Laparoscopy is a surgical procedure that uses fiber-optic instruments, inserted through the abdominal wall, in order to view organs or perform a surgical procedure. The most common procedures urologists perform laparoscopically include nephrectomy (removal of the kidney) and prostatectomy (removal of the prostate gland).

Laparoscopic and other minimally-invasive techniques are offered by Dr. Jonathan Bernie of Urology Associates of Norwalk. In addition to laparoscopic nephrectomy, Dr. Bernie has also performed laparoscopic partial nephrectomy, laparoscopic pyeloplasty, laparoscopic prostatectomy, cryoablation of the prostate, and laparoscopic renal cryoablation.

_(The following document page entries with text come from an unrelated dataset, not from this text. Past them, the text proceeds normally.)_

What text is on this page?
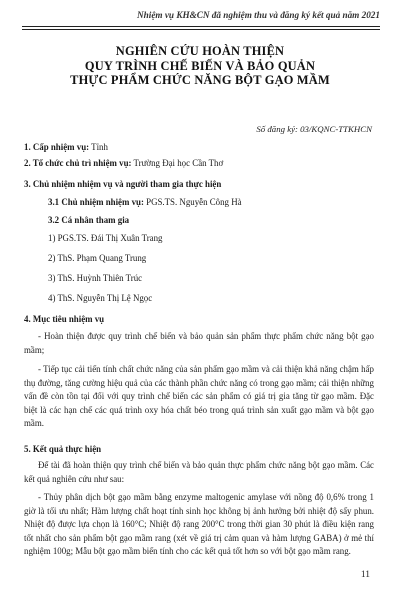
Nhiệm vụ KH&CN đã nghiệm thu và đăng ký kết quả năm 2021
NGHIÊN CỨU HOÀN THIỆN
QUY TRÌNH CHẾ BIẾN VÀ BẢO QUẢN
THỰC PHẨM CHỨC NĂNG BỘT GẠO MẦM
Số đăng ký: 03/KQNC-TTKHCN
1. Cấp nhiệm vụ: Tỉnh
2. Tổ chức chủ trì nhiệm vụ: Trường Đại học Cần Thơ
3. Chủ nhiệm nhiệm vụ và người tham gia thực hiện
3.1 Chủ nhiệm nhiệm vụ: PGS.TS. Nguyễn Công Hà
3.2 Cá nhân tham gia
1) PGS.TS. Đái Thị Xuân Trang
2) ThS. Phạm Quang Trung
3) ThS. Huỳnh Thiên Trúc
4) ThS. Nguyễn Thị Lệ Ngọc
4. Mục tiêu nhiệm vụ
- Hoàn thiện được quy trình chế biến và bảo quản sản phẩm thực phẩm chức năng bột gạo mầm;
- Tiếp tục cải tiến tính chất chức năng của sản phẩm gạo mầm và cải thiện khả năng chậm hấp thụ đường, tăng cường hiệu quả của các thành phần chức năng có trong gạo mầm; cải thiện những vấn đề còn tồn tại đối với quy trình chế biến các sản phẩm có giá trị gia tăng từ gạo mầm. Đặc biệt là các hạn chế các quá trình oxy hóa chất béo trong quá trình sản xuất gạo mầm và bột gạo mầm.
5. Kết quả thực hiện
Để tài đã hoàn thiện quy trình chế biến và bảo quản thực phẩm chức năng bột gạo mầm. Các kết quả nghiên cứu như sau:
- Thủy phân dịch bột gạo mầm bằng enzyme maltogenic amylase với nồng độ 0,6% trong 1 giờ là tối ưu nhất; Hàm lượng chất hoạt tính sinh học không bị ảnh hưởng bởi nhiệt độ sấy phun. Nhiệt độ được lựa chọn là 160°C; Nhiệt độ rang 200°C trong thời gian 30 phút là điều kiện rang tốt nhất cho sản phẩm bột gạo mầm rang (xét về giá trị cảm quan và hàm lượng GABA) ở mẻ thí nghiệm 100g; Mẫu bột gạo mầm biến tính cho các kết quả tốt hơn so với bột gạo mầm rang.
11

Radical nephrectomy is typically performed through a large incision (figure 1). Laparoscopic surgery (which is performed through “keyhole” incisions) provides a less invasive alternative for kidney removal (figure 2). Its advantages include less blood loss, less pain, smaller incisions, and faster recovery. The surgery is performed through small (half-inch) incisions and the tumors are eventually removed by making an incision big enough to remove the specimen. Kidney removal is performed for both cancerous (malignant) diseases as well as non-cancerous (benign) causes. Some non-cancerous conditions include chronic kidney infection, non-functioning kidneys, and renovascular hypertension. Although laparoscopy is “minimally-invasive,” it is still surgery and there are potential risks and complications.

radical nephrectomy

Figure 1 - Radical Nephrectomy

laparascopic surgery

Figure 2 - Laparoscopic Surgery

For patients with small tumors, removal of the tumor or destruction of the tumor tissue is an alternative to radical removal of the kidney. Destruction of kidney lesions is accomplished with heat (radiofrequency) or cold (cryosurgery) energy. Cryosurgery is a treatment option in selected patients for small kidney tumors when removing all or part of the kidney is not necessary. The kidney tumor is typically exposed laparoscopically, small probes are placed into the tumor under ultrasound and/or visual guidance, and the tumor tissue is frozen.